Pubdate: Tue, 26 Feb 2002
Source: Financial Times (UK)
Section: Asia Pacific
Copyright: The Financial Times Limited 2002
Contact:  http://www.ft.com/
Details: http://www.mapinc.org/media/154
Author: Richard Wolffe

US MAY PAY FOR OPIUM CROP DESTRUCTION

The US is attempting to lead an international effort to pay Afghan farmers 
to plough under this year's opium poppy crop, which is expected to be 
harvested at the end of next month.

The State Department said it was working with the international community 
of aid donors to Afghanistan to examine ways to pay farmers to destroy 
their own crops, as an alternative to buying the opium poppy harvest outright.

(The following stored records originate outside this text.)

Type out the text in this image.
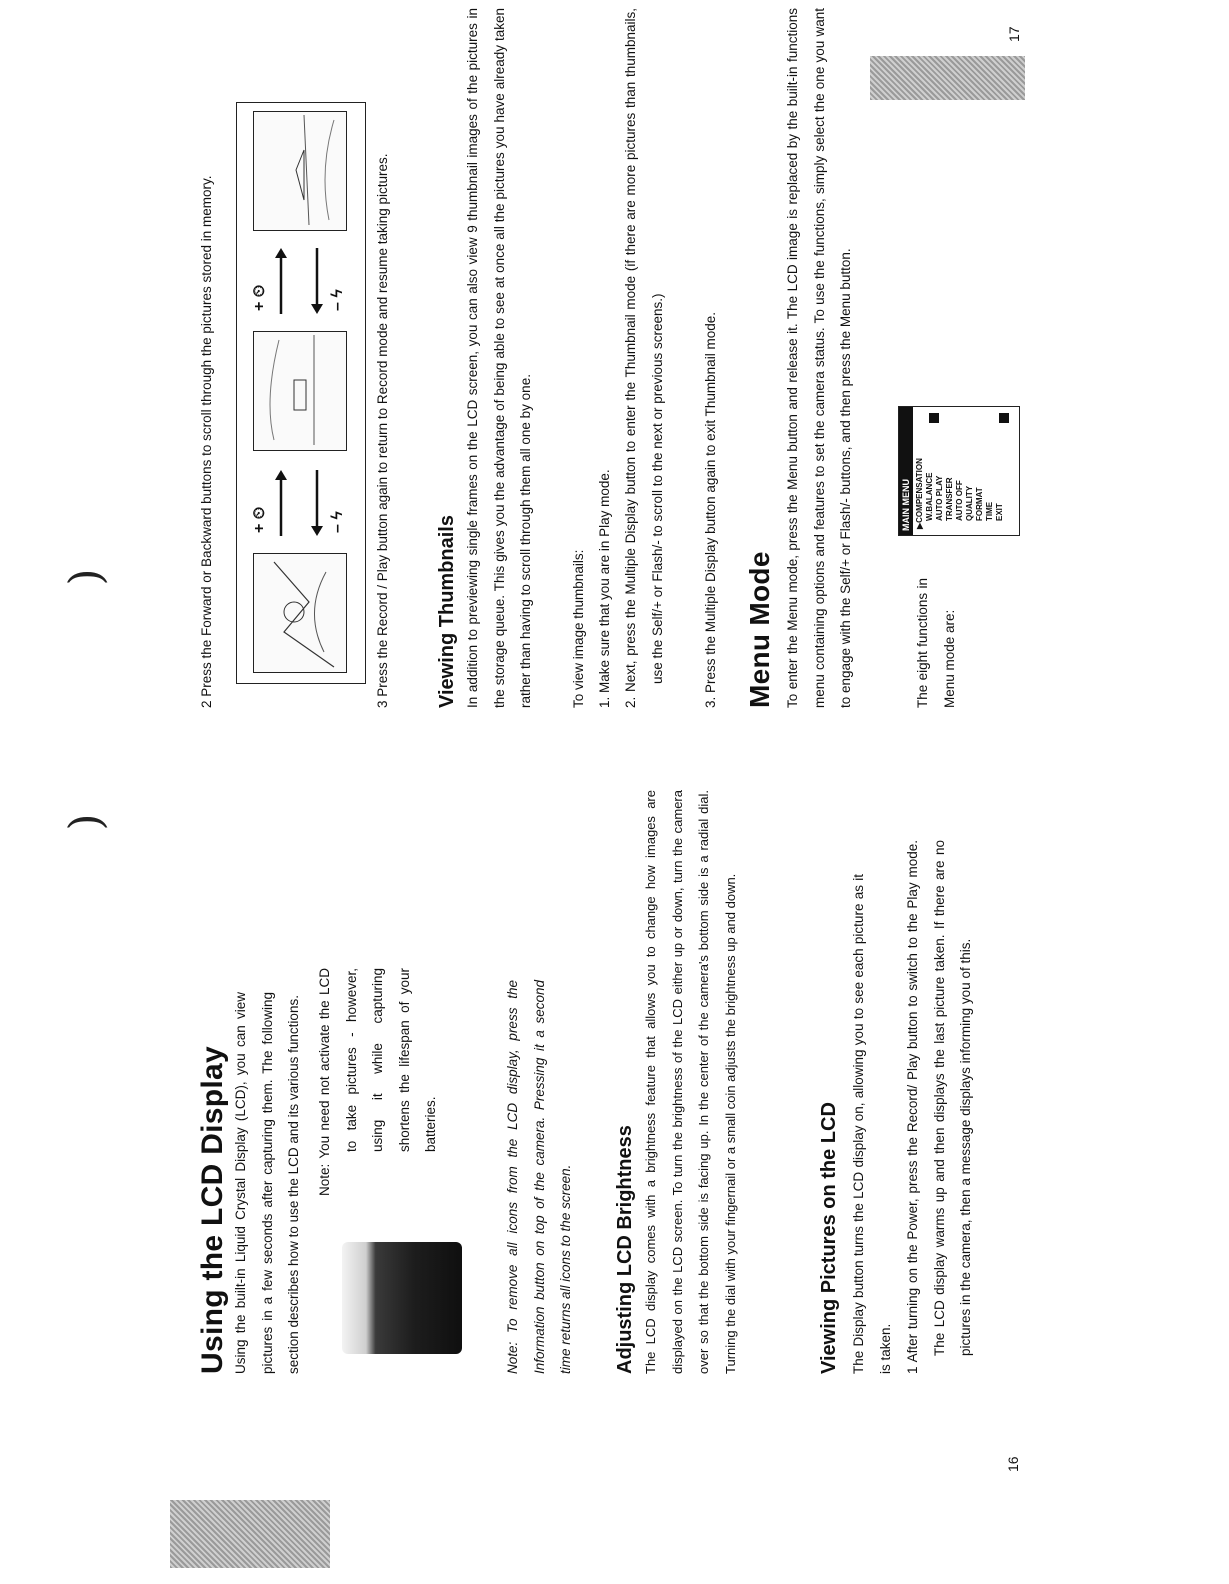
)
)
Using the LCD Display Using the built-in Liquid Crystal Display (LCD), you can view pictures in a few seconds after capturing them. The following section describes how to use the LCD and its various functions.	Note: You need not activate the LCD to take pictures - however, using it while capturing shortens the lifespan of your batteries.	Note: To remove all icons from the LCD display, press the Information button on top of the camera. Pressing it a second time returns all icons to the screen.	Adjusting LCD Brightness The LCD display comes with a brightness feature that allows you to change how images are displayed on the LCD screen. To turn the brightness of the LCD either up or down, turn the camera over so that the bottom side is facing up. In the center of the camera's bottom side is a radial dial. Turning the dial with your fingernail or a small coin adjusts the brightness up and down.	Viewing Pictures on the LCD The Display button turns the LCD display on, allowing you to see each picture as it is taken. 1 After turning on the Power, press the Record/ Play button to switch to the Play mode. The LCD display warms up and then displays the last picture taken. If there are no pictures in the camera, then a message displays informing you of this.

16

2 Press the Forward or Backward buttons to scroll through the pictures stored in memory.	+ ⏲	– ϟ
+ ⏲	– ϟ	3 Press the Record / Play button again to return to Record mode and resume taking pictures.	Viewing Thumbnails In addition to previewing single frames on the LCD screen, you can also view 9 thumbnail images of the pictures in the storage queue. This gives you the advantage of being able to see at once all the pictures you have already taken rather than having to scroll through them all one by one.	To view image thumbnails: 1. Make sure that you are in Play mode. 2. Next, press the Multiple Display button to enter the Thumbnail mode (if there are more pictures than thumbnails, use the Self/+ or Flash/- to scroll to the next or previous screens.)	3. Press the Multiple Display button again to exit Thumbnail mode. Menu Mode To enter the Menu mode, press the Menu button and release it. The LCD image is replaced by the built-in functions menu containing options and features to set the camera status. To use the functions, simply select the one you want to engage with the Self/+ or Flash/- buttons, and then press the Menu button.	The eight functions in Menu mode are:

MAIN MENU ▶COMPENSATION W.BALANCE AUTO PLAY TRANSFER AUTO OFF QUALITY FORMAT TIME EXIT
17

Rand Beers, assistant secretary of state for international narcotics and 
law enforcement, said the administration was also hoping to use local and 
US forces to block the drugs trade.

But in a briefing with reporters, he conceded that Helmand, the largest 
opium-producing region of Afghanistan, was not yet secured by either 
official Afghan or US forces.

"With respect to enforcement activities, there aren't much, if any, in 
terms of the central government," he said. "There are some enforcement 
forces that are local."

Under the Taliban regime, Afghanistan produced more than 70 per cent of the 
world's heroin - a market share that did not decline with the Taliban's ban 
on poppy farming two years ago. The new Afghan government led by Hamid 
Karzai has also banned opium production.

President George W. Bush on Monday granted Afghanistan a waiver from a 
drugs blacklist to allow the country to continue receiving US aid.